Policiais, garis, advogados, aposentados e motoristas de transportadoras, assim como os "coletes amarelos", o influente movimento social surgido em novembro de 2018 na França, aderiram à greve.

O movimento de protesto também recebeu o apoio de 182 artistas e intelectuais, entre eles o economista Thomas Piketty, autor de um 'best-seller' sobre a desigualdade, assim como dos partidos de esquerda.

Proposta do governo

Em Marselha, manifestantes seguram uma faixa com a mensagem ‘Não toque na minha aposentadoria’ durante greve desta quinta-feira (5) contra o plano de reforma da previdência do governo francês  — Foto: Jean-Paul Pelissier/ Reuters Em Marselha, manifestantes seguram uma faixa com a mensagem ‘Não toque na minha aposentadoria’ durante greve desta quinta-feira (5) contra o plano de reforma da previdência do governo francês  — Foto: Jean-Paul Pelissier/ Reuters

Em Marselha, manifestantes seguram uma faixa com a mensagem ‘Não toque na minha aposentadoria’ durante greve desta quinta-feira (5) contra o plano de reforma da previdência do governo francês — Foto: Jean-Paul Pelissier/ Reuters

A indignação popular foi motivada pela reforma da Previdência preparada pelo governo de Macron, uma promessa de campanha que tem como objetivo eliminar os 42 regimes especiais que existem atualmente e que concedem privilégios a determinadas categorias profissionais.

O governo pretende estabelecer um sistema único, no qual todos os trabalhadores terão os mesmos direitos no momento de receber a aposentadoria.

Para o governo, este é um sistema mais justo e mais simples, no qual "cada euro contribuído dará a todos os mesmos direitos". Porém, os sindicatos temem que o novo sistema adie a aposentadoria, atualmente aos 62 anos e diminua o nível das pensões.

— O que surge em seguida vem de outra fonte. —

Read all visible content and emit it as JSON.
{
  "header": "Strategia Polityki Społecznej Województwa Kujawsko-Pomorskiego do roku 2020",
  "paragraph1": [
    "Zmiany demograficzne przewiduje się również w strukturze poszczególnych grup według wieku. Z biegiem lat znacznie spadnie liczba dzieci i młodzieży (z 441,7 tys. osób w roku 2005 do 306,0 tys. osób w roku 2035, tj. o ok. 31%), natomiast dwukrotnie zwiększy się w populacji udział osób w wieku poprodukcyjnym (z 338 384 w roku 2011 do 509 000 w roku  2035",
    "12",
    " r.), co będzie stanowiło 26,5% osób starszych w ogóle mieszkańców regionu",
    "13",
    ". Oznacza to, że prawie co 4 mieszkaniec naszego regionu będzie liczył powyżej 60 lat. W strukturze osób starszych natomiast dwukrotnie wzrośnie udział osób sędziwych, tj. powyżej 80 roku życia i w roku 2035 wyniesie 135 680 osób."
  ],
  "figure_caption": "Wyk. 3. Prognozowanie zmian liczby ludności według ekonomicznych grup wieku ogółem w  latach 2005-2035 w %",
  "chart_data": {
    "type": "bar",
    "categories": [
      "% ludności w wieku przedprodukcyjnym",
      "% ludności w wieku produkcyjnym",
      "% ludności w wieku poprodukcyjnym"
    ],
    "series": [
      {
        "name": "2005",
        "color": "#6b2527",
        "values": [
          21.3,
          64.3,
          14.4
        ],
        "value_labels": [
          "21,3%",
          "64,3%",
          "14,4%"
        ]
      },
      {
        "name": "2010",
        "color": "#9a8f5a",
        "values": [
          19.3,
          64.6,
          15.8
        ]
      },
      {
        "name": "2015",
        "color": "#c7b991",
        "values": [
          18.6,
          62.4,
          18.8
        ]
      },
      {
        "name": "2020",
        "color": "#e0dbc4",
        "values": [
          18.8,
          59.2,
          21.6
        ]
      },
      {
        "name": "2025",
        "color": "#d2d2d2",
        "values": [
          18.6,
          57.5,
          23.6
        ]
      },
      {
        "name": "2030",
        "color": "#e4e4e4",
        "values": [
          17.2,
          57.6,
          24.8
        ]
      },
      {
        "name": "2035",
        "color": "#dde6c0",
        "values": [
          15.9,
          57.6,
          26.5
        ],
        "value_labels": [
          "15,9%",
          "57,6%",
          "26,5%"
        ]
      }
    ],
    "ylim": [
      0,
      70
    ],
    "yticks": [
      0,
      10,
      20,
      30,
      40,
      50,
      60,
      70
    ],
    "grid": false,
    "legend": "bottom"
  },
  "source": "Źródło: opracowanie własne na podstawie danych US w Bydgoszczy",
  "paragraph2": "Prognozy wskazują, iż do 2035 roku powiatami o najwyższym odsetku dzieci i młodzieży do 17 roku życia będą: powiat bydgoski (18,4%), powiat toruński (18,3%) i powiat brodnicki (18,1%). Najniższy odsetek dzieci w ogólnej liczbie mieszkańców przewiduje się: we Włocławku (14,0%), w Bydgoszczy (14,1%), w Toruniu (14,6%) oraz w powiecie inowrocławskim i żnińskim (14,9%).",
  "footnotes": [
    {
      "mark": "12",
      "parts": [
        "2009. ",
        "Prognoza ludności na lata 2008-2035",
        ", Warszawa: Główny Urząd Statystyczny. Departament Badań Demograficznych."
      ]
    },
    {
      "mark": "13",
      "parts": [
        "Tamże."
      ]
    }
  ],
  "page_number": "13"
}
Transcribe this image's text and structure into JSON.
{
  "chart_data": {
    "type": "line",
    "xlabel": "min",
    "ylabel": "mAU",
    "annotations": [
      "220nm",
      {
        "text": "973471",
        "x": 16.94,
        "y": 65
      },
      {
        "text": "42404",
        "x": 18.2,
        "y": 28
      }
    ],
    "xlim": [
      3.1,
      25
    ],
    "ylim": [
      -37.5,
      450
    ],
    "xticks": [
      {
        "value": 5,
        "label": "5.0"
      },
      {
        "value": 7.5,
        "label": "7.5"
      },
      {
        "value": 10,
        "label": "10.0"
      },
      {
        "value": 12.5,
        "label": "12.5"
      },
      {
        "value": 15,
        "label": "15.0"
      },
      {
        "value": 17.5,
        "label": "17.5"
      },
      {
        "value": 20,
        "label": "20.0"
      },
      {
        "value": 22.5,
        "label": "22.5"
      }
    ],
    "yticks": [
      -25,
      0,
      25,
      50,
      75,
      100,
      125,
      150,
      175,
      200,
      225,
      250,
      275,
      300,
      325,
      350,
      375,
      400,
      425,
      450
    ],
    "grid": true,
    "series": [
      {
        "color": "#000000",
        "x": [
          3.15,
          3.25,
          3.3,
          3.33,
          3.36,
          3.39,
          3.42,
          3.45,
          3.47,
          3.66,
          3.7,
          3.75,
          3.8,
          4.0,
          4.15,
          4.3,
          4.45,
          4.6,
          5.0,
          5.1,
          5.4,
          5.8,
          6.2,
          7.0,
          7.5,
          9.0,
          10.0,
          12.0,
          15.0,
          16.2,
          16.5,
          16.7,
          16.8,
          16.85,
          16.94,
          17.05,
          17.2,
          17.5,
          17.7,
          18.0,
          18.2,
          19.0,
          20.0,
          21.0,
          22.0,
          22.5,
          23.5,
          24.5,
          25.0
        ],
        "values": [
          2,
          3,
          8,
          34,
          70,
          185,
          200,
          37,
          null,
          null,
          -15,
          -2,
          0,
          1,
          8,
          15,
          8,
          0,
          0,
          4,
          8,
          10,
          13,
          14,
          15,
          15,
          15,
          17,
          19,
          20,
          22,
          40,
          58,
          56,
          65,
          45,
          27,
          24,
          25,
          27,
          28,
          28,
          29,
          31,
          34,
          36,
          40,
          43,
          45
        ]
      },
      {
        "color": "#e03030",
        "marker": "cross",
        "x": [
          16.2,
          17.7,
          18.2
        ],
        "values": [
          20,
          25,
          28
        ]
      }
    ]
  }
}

A maior parte dos países europeus já recuou a idade mínima para 65 anos, mas o projeto de Macron não altera a idade mínima legal da aposentadoria, estabelecida atualmente em 62 anos para mulheres e homens.

De acordo com a Rádio França, o projeto cria a noção de uma idade "ideal" de aposentadoria aos 64 anos, chamada de "idade pivô" pelos franceses, que viria acompanhada de um incentivo financeiro. Quem continuar trabalhando até 64 anos, receberia um bônus na pensão; aqueles que decidirem partir aos 62 anos, receberiam uma pensão menor.

No caso dos ferroviários da SNCF (companhia ferroviária nacional), por exemplo, o acordo da categoria permite solicitar o benefício da aposentadoria aos 50 anos e 8 meses.

Horas antes do início das manifestações, o jornal "Les Echos" publicou uma lista de pontos suscetíveis de flexibilização no projeto. O governo também estaria disposto a adiar a aplicação de várias etapas da reforma.